- Why are the primary colors for light (RGB) different from the primary colors for paint (RYB)?
- The traditional paint primaries—red, yellow, blue (RYB)—are a historical, practical set for artists but are not the optimal subtractive primaries for reproducing the broadest range of colors with filters or modern inks. The more effective subtractive primaries are cyan, magenta, and yellow (CMY), which directly absorb one primary light color each. This CMY system is used in color printing because it provides a wider gamut of colors than RYB when mixing.
- If I mix red and green light, I get yellow. But mixing red and green paint makes brown. Why?
- This highlights the core difference between additive and subtractive mixing. Red light plus green light adds wavelengths, stimulating the red and green cones in your eye approximately equally, which your brain perceives as yellow. Red paint appears red because it absorbs (subtracts) green and blue light, reflecting mostly red. Green paint absorbs red and blue. Mixing them means the mixture absorbs both green AND blue (from the red paint) and red AND blue (from the green paint), leaving very little light of any color to reflect—resulting in a dark, muddy brown, not a bright yellow.

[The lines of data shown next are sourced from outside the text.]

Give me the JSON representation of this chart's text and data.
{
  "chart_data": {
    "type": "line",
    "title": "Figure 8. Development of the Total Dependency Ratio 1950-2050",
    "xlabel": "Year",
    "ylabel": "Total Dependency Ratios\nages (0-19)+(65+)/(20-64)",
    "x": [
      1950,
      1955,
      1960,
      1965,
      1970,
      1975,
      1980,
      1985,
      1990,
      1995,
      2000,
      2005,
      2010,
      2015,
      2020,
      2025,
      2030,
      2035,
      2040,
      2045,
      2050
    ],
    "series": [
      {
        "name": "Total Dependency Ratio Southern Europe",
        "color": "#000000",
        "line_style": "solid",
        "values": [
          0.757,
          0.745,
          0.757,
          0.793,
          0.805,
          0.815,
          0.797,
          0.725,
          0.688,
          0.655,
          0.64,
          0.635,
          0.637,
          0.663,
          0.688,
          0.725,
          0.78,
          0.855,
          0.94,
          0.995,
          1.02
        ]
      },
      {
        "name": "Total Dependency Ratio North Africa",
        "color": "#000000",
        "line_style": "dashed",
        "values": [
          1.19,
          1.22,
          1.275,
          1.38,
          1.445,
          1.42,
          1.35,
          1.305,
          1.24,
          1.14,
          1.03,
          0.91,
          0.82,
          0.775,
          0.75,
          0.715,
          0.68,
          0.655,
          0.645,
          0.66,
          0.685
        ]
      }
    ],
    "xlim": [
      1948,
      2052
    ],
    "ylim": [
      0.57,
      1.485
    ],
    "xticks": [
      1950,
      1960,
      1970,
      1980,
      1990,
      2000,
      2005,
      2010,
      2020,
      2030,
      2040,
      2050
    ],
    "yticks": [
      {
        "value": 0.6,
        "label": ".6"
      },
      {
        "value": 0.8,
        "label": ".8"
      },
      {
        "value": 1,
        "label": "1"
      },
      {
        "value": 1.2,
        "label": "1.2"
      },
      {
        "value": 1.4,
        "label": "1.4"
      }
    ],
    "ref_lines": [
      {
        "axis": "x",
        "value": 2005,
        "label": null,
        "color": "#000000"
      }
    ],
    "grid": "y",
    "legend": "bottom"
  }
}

- In the simulator, mixing all three subtractive colors (CMY) makes black. Why does my printer also have a black (K) ink cartridge?
- The simulator uses ideal, perfectly absorbing filters. Real-world cyan, magenta, and yellow inks are not perfect; they absorb some of their intended color wavelengths incompletely and also absorb a little of other colors. Mixing all three typically produces a dark, muddy brown rather than a true black. Using a dedicated black ink (the 'K' in CMYK) provides a pure, deep black for text and shadows, saves on colored ink, and improves print quality and cost-effectiveness.

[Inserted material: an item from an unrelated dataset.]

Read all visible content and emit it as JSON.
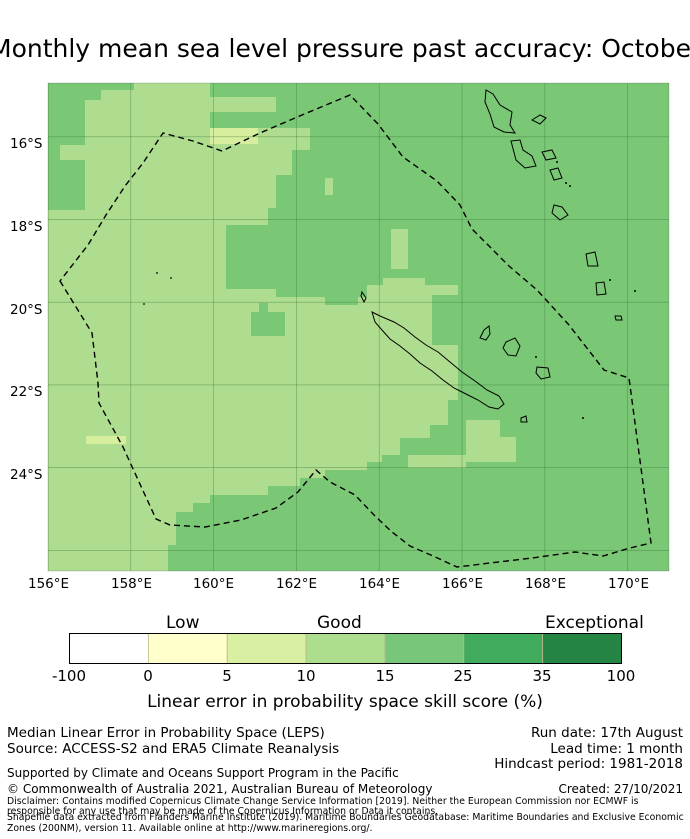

- What is the 'white' reference in both mixing models?
- In additive mixing, white is the result when all three primary light colors are combined at full intensity. It represents the presence of a broad spectrum of wavelengths. In subtractive mixing, white is the starting condition—it is the color of the illuminating light source (e.g., white paper or a white screen) from which colors are subtracted by filters or pigments. If no wavelengths are subtracted, all light is reflected or transmitted, and you see white.